Synonyms of the word metasomatism are metasomatosis and metasomatic process. The word metasomatose can be used as a name for specific varieties of metasomatism (for example Mg-metasomatose and Na-metasomatose).
Metasomatism can occur via the action of hydrothermal fluids from an igneous or metamorphic source.
In the igneous environment, metasomatism creates skarns, greisen, and may affect hornfels in the contact metamorphic aureole adjacent to an intrusive rock mass. In the metamorphic environment, metasomatism is created by mass transfer from a volume of metamorphic rock at higher stress and temperature into a zone with lower stress and temperature, with metamorphic hydrothermal solutions acting as a solvent. This can be envisaged as the metamorphic rocks within the deep crust losing fluids and dissolved mineral components as hydrous minerals break down, with this fluid percolating up into the shallow levels of the crust to chemically change and alter these rocks.
This mechanism implies that metasomatism is open system behaviour, which is different from classical metamorphism which is the in-situ mineralogical change of a rock without appreciable change in the chemistry of the rock. Because metamorphism usually requires water in order to facilitate metamorphic reactions, metamorphism nearly always occurs with metasomatism.
Further, because metasomatism is a mass transfer process, it is not restricted to the rocks which are changed by addition of chemical elements and minerals or hydrous compounds. In all cases, to produce a metasomatic rock some other rock is also metasomatised, if only by dehydration reactions with minimal chemical change. This is best illustrated by gold ore deposits which are the product of focused concentration of fluids derived from many cubic kilometres of dehydrated crust into thin, often highly metasomatised and altered shear zones and lodes. The source region is often largely chemically unaffected compared to the highly hydrated, altered shear zones, but both must have undergone complementary metasomatism.

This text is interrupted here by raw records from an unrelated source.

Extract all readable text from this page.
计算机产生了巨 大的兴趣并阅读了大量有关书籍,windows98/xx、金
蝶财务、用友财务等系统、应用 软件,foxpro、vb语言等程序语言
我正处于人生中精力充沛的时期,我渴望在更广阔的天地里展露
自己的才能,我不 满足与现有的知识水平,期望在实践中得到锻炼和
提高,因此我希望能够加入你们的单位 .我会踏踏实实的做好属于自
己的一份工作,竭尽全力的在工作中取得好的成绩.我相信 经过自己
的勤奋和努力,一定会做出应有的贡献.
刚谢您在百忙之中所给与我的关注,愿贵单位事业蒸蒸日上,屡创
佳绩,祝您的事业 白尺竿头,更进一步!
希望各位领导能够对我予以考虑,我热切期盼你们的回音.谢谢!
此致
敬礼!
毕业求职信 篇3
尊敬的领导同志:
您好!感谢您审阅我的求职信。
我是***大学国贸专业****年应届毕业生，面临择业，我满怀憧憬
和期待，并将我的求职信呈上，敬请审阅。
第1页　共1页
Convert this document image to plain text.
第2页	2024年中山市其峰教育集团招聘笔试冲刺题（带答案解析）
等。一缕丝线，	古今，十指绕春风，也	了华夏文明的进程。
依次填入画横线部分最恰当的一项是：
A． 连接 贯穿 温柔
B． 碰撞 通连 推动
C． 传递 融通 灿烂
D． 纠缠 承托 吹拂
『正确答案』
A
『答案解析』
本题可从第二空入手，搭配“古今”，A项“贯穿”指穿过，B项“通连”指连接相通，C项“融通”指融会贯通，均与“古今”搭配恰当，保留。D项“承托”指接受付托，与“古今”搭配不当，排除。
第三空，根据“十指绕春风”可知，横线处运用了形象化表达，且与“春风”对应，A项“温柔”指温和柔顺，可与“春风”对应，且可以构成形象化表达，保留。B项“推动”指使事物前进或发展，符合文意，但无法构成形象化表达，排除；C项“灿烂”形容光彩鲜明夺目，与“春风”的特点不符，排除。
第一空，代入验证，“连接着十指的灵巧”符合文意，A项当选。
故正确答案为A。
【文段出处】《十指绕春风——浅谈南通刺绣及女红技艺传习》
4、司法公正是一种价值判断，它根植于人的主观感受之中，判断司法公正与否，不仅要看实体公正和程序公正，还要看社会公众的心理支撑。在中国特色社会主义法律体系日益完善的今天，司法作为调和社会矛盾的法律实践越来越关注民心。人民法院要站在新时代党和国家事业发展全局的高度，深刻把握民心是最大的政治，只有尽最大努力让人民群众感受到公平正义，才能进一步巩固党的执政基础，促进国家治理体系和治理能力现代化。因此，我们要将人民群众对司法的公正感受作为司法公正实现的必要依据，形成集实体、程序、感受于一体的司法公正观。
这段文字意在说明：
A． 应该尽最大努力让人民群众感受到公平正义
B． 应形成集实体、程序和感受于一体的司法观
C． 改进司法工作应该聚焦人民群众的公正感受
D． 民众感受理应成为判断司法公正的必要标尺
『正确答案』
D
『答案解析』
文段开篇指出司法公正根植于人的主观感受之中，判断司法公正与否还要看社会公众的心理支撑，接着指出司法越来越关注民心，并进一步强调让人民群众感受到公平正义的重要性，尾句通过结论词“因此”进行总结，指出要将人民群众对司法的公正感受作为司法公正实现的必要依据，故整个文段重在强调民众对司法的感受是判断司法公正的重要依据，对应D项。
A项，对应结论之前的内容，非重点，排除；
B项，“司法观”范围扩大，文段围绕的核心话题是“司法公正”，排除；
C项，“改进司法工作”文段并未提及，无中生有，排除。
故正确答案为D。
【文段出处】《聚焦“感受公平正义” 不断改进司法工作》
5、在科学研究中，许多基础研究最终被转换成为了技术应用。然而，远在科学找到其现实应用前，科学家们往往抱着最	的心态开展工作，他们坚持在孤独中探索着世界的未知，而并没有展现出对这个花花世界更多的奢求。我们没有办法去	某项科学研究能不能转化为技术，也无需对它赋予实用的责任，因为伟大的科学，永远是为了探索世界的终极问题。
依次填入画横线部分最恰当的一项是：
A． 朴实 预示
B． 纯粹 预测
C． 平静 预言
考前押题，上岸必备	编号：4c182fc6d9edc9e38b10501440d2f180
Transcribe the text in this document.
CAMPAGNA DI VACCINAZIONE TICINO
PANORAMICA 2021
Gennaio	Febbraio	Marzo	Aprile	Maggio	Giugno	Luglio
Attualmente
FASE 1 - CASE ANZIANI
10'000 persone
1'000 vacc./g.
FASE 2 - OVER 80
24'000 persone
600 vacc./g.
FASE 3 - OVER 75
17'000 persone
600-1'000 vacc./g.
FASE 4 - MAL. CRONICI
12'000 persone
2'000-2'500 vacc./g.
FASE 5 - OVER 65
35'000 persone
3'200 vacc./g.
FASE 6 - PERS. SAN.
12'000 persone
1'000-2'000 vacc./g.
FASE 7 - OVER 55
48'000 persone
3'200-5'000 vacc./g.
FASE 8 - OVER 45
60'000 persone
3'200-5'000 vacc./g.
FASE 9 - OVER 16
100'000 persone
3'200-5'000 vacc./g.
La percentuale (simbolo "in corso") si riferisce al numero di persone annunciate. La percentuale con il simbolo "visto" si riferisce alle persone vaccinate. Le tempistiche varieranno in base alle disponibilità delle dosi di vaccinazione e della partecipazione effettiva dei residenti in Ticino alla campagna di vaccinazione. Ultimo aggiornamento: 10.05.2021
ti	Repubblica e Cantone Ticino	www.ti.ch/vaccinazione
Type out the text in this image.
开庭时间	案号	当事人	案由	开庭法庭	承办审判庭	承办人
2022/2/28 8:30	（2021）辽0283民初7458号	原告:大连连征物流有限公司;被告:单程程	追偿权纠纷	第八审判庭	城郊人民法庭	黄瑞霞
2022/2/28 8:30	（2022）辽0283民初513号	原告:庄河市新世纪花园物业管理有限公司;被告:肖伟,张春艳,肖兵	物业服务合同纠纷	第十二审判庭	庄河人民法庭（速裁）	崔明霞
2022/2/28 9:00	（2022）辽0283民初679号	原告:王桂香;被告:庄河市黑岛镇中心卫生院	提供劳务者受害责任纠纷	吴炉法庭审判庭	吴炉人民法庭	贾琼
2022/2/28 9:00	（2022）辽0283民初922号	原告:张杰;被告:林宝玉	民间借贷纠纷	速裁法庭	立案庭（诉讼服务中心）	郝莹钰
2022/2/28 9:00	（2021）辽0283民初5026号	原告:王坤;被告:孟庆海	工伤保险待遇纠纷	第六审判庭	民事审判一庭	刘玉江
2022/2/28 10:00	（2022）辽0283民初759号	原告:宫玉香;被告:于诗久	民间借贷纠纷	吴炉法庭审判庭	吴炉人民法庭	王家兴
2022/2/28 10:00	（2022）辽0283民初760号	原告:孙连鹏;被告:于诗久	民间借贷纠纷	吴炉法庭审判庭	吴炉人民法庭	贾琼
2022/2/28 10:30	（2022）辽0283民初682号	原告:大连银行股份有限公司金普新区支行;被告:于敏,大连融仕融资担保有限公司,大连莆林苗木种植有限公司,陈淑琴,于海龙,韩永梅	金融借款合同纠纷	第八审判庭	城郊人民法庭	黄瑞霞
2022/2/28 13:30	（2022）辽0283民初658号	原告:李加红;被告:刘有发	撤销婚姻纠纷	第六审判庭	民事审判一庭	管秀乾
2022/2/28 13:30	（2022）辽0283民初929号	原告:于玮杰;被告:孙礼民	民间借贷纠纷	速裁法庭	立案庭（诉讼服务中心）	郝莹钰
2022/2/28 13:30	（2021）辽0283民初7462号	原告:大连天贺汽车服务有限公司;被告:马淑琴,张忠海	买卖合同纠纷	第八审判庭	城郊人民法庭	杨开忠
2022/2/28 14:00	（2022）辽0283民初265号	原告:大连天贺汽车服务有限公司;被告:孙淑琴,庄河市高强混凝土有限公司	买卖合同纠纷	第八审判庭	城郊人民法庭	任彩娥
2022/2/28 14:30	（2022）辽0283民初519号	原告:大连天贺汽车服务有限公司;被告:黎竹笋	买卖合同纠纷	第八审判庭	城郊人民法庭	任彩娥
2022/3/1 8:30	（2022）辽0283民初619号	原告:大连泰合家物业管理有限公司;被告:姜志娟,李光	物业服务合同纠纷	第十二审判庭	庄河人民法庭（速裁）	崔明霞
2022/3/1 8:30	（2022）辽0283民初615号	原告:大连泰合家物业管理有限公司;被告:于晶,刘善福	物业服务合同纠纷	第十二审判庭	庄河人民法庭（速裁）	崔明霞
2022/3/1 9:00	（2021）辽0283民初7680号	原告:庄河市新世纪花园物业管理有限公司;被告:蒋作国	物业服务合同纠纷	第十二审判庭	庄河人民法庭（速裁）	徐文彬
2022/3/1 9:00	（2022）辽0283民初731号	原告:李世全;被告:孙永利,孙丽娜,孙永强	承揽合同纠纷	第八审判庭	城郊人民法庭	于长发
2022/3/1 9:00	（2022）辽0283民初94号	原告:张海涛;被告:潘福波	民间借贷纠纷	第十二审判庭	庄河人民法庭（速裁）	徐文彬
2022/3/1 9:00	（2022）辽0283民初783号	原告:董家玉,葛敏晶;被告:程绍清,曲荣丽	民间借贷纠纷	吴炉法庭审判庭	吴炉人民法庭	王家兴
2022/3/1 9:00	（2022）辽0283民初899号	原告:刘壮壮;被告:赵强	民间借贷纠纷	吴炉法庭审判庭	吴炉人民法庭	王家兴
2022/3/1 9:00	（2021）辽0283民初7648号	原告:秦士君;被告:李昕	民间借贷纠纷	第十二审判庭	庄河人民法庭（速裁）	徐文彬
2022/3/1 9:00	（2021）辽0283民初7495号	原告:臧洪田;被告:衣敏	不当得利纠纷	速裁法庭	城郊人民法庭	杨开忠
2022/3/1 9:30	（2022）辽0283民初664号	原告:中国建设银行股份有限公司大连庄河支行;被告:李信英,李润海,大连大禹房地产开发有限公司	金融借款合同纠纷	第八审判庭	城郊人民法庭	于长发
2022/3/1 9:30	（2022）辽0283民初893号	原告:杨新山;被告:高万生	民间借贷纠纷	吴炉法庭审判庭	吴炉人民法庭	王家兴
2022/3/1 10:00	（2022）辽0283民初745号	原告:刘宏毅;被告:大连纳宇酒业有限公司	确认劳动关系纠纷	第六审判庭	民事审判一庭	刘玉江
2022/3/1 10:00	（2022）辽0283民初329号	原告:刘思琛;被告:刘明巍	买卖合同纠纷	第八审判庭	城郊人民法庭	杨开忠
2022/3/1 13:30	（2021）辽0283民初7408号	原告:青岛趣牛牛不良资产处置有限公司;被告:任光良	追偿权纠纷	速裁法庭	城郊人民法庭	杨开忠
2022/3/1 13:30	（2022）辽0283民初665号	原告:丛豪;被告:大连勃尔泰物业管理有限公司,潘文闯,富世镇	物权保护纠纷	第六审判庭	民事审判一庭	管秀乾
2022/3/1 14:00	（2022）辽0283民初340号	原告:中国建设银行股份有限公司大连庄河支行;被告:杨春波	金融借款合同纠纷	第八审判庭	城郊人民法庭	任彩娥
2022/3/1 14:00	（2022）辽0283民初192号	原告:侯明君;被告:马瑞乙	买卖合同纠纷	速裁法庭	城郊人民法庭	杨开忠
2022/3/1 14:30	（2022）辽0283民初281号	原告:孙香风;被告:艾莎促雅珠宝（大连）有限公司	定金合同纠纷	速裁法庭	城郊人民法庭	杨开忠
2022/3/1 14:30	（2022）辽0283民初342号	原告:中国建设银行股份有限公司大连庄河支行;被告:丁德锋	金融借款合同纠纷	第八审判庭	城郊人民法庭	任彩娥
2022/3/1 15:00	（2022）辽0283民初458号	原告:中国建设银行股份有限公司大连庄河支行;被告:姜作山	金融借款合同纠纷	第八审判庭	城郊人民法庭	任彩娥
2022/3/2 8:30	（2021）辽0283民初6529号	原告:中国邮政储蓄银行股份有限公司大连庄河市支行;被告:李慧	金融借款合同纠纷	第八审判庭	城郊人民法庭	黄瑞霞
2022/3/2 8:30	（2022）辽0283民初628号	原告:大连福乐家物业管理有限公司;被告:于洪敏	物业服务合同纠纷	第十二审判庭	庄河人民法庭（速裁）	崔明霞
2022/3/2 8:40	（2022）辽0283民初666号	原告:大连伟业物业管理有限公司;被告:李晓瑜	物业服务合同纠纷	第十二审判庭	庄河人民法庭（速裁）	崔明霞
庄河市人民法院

Metasomatism is more complicated in the Earth's mantle, because the composition of peridotite at high temperatures can be changed by infiltration of carbonate and silicate melts and by carbon dioxide-rich and water-rich fluids, as discussed by Luth (2003). Metasomatism is thought to be particularly important in changing the composition of mantle peridotite below island arcs as water is driven out of ocean lithosphere during subduction. Metasomatism has also been considered critical for enriching source regions of some silica-undersaturated magmas. Carbonatite melts are often considered to have been responsible for enrichment of mantle peridotite in incompatible elements.